7 Khoon Maaf Priyanka Chopra Latest Stills Photos |7 Khoon Maaf Release Date 7 Khoon Maaf Movie Stills

Monday, February 21, 2011 ·

Clearly of the best films I’ve seen this year, Vishal Bhardwaj’s 7 Khoon Maaf — the brilliant cinematic adaptation of Ruskin Bond’s short story Susanna’s Seven Husbands — is a gripping story of one woman’s tragic black humour sojourn with seven men. But more than that, it is equally an exaggerated insight into what different women could be facing in this world of men. I could go on about the great cinematography and editing, acting and direction, music and ambience, but right now I’ll just stick to religion.

Broadly, this is a story about how Susanna Anna-Marie Johannes, an Anglo-Indian girl in her twenties grows into her sixties, leaving a trail of six dead husbands (the seventh is a mystery in the climax) behind. No, I’m not playing the plot spoiler — Vishal Bhardwajtells this to you in the first 10 minutes of the film. Like a good suspense film, the plot is revealed upfront to the audience, who looks at how it plays out.

Of the six dead husbands, we have three Christians, one Muslim and two Hindus. To say that the film delivers communal harmony would not be wrong. But bring the plot in and it turns this harmony on its head — all six dead men “deserved to die” according to Priyanka Chopra who in my opinion has delivered her best performance so far, better than Kaminay.
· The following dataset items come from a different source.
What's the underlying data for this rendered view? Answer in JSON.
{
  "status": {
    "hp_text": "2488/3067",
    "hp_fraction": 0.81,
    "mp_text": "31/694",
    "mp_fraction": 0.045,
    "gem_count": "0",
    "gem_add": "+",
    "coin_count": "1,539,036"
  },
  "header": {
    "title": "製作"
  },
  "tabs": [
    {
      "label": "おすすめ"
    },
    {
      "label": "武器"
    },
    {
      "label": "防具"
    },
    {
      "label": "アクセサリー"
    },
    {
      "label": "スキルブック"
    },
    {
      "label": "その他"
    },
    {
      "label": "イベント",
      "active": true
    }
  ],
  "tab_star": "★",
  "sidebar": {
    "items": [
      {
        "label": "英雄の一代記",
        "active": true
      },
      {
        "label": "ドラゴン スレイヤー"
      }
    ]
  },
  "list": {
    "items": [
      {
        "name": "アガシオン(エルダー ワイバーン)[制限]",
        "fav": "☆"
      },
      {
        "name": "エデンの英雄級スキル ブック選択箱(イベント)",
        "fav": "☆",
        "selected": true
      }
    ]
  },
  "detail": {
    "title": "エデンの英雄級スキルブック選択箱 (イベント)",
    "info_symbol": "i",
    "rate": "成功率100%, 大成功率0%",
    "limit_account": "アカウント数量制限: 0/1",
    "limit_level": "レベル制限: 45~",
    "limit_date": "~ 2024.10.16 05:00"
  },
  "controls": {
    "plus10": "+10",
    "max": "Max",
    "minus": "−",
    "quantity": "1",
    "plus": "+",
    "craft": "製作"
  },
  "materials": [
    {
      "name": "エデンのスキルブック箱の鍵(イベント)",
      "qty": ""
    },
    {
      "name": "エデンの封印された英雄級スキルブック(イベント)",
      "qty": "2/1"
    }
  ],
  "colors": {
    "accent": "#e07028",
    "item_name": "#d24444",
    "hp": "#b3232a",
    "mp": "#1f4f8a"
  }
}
If one was a typical insecure Indian husband and another a sado-masochist, she has to murder the lustful and wealth-seeking opportunists as well as the cheats. Religious diversity, I feel, was introduced to give the six characters their unique signatures. All of them — from Neil Nitin Mukesh as Major Edwin Rodrigues (Christian), John Abraham as Jimmy Stetson (Christian) and Irrfan Khan as Wasiullah Khan a.k.a. Musafir (Muslim) to Aleksandr Dyachenko as Nicolai Vronsky (Christian), Annu Kapoor as Keemat Lal (Hindu) and Naseeruddin Shah as Dr. Modhusudhon Tarafdar (more a spiritual person than a Hindu) — bring with them some element of darkness that we men carry.

To that extent, the film binds the black and grey sides of all men, capturing religious diversity on the way. It’s more a portrayal of disharmonies of men rather than harmonies across faiths, keeping religion as a platform. But even while attempting it, the film misses out on some typically Indian religions — Sikhism, Buddhism, Jainism, Parsees — all of which have interesting idiosyncrasies that characters could play out.

Book your tickets right now and go see this film.